Kinsmen Laboratory of Neurological Research, University of B.C, 2255 Wesbrook Mall, Vancouver, B.C. V6T 1Z3, Canada.
Expert Rev Neurother. 2001 Sep;1(1):53-60. doi: 10.1586/14737175.1.1.53.
Postmortem studies have revealed a state of chronic inflammation in affected regions of the brain in Alzheimer's disease (AD). Chronic inflammation can be damaging to host cells and the brain may be particularly vulnerable as neurons are not replaced. Evidence suggests that the inflammation is killing neurons in AD brain, so anti-inflammatory agents might slow the process of the disease. More than 20 epidemiological studies have shown that persons taking nonsteroidal anti-inflammatory drugs (NSAIDs) have a greatly reduced incidence of AD. In one clinical trial, indomethacin appeared to halt the progression of memory loss in AD patients. NSAIDs inhibit synthesis of prostaglandins, which are fringe players in the inflammatory process. Agents that would block the more important actors, such as the complement system, activated microglia and inflammatory cytokines, might have important therapeutic benefits in AD as well as in other conditions, such as heart disease and stroke, where inflammation also plays a deleterious role.

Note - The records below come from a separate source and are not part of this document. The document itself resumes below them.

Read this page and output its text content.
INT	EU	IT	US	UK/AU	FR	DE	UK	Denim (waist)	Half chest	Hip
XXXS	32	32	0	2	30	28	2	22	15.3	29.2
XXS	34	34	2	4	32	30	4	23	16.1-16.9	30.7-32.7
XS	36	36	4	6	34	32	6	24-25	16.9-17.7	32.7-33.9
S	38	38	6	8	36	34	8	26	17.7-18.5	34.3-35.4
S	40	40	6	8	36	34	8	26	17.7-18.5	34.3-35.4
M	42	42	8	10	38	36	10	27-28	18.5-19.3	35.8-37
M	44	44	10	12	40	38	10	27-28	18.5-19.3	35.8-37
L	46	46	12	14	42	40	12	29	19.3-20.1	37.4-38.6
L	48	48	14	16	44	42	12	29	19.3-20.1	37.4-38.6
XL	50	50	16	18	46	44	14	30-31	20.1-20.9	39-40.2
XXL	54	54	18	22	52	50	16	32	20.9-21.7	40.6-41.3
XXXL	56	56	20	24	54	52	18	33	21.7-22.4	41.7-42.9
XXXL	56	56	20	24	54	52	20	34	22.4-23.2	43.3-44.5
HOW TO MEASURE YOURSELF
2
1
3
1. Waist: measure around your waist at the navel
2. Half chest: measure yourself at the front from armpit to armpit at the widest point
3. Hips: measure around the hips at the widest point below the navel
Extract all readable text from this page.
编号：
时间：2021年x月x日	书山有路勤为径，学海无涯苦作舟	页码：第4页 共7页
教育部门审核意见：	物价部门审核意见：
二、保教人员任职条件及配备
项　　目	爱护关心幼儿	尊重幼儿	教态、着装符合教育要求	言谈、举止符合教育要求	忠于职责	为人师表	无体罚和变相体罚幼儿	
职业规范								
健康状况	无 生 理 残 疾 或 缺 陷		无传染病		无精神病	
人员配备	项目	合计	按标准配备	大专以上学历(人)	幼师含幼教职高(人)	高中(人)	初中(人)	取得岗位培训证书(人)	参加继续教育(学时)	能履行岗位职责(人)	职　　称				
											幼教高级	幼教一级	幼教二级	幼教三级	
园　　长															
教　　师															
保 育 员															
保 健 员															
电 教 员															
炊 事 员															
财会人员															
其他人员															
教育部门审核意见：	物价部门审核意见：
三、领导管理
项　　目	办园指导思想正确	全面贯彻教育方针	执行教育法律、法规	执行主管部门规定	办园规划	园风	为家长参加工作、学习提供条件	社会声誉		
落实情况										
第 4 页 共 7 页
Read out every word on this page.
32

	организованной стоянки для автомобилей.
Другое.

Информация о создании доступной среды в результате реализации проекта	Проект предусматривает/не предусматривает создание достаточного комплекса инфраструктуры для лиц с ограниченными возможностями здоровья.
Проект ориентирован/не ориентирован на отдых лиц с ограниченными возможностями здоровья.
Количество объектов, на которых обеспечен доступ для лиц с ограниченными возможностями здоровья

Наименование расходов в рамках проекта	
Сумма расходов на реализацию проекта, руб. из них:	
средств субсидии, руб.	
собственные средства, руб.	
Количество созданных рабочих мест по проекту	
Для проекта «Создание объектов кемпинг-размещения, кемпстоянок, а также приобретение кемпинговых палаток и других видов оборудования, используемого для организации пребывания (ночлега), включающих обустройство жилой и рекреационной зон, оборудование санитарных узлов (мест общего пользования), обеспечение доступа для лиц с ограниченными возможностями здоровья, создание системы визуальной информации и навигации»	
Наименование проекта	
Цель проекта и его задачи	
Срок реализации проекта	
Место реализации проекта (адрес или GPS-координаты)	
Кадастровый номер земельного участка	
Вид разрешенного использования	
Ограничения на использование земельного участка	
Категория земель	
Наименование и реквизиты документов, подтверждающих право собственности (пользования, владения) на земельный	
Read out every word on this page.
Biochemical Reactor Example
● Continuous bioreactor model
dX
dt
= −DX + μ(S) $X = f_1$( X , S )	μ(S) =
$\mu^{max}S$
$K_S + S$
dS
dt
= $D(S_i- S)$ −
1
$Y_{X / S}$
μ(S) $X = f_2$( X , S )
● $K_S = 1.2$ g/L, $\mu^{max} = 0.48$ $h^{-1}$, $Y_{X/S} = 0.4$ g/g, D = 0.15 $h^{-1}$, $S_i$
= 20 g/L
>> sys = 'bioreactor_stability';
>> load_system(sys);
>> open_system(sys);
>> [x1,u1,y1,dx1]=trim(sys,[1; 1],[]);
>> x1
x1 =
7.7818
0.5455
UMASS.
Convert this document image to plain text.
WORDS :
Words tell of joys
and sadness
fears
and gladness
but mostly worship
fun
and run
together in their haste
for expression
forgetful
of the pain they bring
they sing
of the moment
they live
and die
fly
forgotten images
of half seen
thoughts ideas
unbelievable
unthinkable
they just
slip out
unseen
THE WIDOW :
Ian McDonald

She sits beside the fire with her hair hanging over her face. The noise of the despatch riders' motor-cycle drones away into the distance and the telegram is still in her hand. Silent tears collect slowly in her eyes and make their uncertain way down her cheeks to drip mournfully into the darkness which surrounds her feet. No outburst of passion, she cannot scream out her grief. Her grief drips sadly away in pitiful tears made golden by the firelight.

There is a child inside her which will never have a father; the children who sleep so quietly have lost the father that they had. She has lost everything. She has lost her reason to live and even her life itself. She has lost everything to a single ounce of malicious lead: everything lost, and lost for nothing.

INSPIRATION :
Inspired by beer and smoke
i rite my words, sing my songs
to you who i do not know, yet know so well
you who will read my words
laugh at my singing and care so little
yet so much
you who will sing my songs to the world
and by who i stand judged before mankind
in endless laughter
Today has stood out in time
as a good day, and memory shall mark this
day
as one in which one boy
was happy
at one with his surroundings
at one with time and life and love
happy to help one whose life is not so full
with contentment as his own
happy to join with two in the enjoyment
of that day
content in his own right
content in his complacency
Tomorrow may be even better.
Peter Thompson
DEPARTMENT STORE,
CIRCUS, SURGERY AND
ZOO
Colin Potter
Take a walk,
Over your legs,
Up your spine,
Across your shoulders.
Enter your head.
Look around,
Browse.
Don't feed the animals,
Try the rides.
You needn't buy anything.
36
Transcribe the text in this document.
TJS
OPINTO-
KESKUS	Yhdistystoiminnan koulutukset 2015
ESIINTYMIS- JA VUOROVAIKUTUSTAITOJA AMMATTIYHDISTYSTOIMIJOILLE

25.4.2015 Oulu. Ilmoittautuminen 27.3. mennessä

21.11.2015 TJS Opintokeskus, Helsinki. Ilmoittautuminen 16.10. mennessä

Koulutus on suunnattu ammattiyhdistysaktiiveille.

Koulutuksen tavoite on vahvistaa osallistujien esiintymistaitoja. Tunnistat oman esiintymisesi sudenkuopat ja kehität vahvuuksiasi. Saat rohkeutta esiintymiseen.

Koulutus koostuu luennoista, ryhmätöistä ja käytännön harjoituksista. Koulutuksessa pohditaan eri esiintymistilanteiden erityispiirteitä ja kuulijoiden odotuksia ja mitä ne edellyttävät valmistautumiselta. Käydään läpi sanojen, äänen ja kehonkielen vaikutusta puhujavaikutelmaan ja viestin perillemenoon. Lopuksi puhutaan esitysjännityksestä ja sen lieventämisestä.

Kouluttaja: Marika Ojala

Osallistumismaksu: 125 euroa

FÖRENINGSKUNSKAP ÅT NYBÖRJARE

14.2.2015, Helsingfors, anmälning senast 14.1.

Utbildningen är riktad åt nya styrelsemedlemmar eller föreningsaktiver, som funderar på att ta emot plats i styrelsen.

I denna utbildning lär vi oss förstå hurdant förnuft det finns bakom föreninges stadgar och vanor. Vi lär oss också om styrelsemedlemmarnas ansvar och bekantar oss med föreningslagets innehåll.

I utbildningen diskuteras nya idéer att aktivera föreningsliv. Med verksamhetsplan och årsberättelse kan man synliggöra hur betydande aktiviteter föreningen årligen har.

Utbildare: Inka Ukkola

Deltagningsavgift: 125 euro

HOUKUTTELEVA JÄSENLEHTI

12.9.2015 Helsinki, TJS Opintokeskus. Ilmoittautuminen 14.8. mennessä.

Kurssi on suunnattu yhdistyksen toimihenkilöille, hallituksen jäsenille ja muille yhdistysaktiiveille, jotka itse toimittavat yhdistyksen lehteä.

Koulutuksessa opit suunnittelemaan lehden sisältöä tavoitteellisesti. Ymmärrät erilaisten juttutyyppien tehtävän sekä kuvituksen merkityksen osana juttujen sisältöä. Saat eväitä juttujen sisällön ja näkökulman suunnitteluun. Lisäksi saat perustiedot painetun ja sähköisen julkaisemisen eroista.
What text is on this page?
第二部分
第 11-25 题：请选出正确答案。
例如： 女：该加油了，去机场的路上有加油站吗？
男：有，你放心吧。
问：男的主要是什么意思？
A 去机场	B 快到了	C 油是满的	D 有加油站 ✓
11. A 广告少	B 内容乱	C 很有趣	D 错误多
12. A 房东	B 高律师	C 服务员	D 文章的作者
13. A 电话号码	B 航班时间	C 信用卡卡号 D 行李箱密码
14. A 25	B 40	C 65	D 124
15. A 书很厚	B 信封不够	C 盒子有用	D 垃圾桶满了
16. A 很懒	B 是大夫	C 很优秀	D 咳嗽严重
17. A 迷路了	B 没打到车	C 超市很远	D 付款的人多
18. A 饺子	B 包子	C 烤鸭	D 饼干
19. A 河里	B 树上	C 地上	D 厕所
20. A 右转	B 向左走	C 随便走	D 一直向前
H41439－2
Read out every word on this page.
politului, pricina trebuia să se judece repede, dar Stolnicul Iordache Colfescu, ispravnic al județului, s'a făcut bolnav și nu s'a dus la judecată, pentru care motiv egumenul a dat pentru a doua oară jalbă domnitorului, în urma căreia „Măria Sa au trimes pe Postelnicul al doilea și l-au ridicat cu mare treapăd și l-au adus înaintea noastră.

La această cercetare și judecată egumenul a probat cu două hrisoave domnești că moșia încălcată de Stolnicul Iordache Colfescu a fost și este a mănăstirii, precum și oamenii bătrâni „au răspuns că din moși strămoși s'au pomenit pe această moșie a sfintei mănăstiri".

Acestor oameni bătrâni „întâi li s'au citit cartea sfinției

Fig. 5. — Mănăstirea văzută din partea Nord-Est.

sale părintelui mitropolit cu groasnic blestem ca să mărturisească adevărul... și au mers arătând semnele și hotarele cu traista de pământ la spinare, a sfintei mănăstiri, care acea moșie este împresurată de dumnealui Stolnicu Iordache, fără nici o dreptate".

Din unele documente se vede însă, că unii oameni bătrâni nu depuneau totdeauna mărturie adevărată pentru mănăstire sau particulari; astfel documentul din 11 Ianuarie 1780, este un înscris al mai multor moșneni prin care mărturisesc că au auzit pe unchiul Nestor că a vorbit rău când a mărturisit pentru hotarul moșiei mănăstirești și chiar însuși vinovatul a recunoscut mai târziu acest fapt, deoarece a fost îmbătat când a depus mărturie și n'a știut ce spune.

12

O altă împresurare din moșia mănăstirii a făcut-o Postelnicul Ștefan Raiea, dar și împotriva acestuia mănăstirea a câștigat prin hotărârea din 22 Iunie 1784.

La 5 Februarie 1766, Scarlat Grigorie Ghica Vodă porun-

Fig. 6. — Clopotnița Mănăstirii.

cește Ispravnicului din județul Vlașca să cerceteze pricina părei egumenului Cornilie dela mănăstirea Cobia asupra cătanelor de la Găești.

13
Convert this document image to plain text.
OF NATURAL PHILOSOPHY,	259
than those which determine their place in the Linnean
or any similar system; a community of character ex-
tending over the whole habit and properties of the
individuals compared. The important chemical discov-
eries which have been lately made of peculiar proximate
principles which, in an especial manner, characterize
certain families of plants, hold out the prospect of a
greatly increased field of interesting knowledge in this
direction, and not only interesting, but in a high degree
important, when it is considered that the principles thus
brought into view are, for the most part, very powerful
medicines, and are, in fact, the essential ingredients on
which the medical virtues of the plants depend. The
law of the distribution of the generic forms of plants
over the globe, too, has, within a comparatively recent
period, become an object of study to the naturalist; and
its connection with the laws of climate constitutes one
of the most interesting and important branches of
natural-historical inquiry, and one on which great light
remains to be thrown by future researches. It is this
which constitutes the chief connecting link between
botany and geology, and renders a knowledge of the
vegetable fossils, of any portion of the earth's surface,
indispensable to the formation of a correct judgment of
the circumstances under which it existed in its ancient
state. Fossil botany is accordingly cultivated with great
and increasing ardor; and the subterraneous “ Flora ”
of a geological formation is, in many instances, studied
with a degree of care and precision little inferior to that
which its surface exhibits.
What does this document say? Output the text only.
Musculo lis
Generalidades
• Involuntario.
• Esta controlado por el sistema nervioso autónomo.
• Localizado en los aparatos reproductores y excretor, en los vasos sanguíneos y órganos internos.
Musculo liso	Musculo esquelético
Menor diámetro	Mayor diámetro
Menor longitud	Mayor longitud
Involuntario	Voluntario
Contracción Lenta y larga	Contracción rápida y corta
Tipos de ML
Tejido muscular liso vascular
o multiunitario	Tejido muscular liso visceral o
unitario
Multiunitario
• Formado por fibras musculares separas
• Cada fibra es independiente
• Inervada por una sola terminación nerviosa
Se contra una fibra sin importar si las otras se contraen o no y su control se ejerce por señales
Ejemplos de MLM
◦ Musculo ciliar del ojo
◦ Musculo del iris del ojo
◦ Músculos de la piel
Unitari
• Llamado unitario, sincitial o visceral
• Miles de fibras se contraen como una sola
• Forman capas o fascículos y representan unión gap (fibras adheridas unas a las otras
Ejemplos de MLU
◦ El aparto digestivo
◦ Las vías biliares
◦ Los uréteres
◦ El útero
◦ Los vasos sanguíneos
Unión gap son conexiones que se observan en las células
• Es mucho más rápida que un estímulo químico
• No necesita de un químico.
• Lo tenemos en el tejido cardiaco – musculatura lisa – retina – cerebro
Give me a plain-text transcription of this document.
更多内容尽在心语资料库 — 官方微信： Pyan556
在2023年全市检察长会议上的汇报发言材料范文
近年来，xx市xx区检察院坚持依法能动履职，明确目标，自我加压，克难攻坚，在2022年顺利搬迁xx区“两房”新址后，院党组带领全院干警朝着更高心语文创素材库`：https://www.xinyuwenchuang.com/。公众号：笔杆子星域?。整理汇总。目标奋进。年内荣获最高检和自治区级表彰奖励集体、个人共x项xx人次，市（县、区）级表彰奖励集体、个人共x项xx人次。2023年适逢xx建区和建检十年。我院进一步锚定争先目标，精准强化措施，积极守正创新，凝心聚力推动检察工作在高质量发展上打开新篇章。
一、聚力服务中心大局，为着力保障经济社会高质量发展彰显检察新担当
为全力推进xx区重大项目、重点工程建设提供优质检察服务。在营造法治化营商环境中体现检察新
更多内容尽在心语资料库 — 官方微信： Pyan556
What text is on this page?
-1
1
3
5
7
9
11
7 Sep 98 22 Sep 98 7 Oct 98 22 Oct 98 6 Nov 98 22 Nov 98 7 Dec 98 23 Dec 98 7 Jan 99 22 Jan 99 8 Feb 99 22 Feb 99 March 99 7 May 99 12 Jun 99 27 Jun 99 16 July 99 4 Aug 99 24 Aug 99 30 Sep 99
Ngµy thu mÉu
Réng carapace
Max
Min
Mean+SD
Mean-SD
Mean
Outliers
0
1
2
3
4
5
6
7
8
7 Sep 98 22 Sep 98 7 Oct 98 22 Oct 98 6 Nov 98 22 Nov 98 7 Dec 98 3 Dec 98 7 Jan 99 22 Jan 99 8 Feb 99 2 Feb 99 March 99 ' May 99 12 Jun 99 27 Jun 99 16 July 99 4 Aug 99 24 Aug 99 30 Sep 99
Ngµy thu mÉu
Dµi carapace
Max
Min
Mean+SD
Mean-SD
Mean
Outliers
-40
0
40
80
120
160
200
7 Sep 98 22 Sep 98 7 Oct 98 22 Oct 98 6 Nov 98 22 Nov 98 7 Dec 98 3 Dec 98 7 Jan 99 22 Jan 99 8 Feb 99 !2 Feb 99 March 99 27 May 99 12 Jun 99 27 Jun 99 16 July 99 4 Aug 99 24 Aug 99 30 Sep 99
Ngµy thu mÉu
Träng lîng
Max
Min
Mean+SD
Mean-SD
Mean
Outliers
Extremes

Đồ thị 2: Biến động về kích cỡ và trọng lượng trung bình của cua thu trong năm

尸检研究表明,阿尔茨海默病(AD)患者大脑受影响区域存在慢性炎症状态。慢性炎症可能对宿主细胞造成损害,而大脑可能特别脆弱,因为神经元不能被替代。有证据表明,炎症正在杀死 AD 大脑中的神经元,因此抗炎药可能会减缓疾病的进程。超过 20 项流行病学研究表明,服用非甾体抗炎药(NSAIDs)的人患 AD 的发病率大大降低。在一项临床试验中,吲哚美辛似乎阻止了 AD 患者记忆丧失的进展。NSAIDs 抑制前列腺素的合成,前列腺素在炎症过程中只是边缘参与者。阻断更重要的参与者(如补体系统、激活的小胶质细胞和炎症细胞因子)的药物,可能对 AD 以及心脏病和中风等其他炎症也会产生有害作用的疾病具有重要的治疗益处。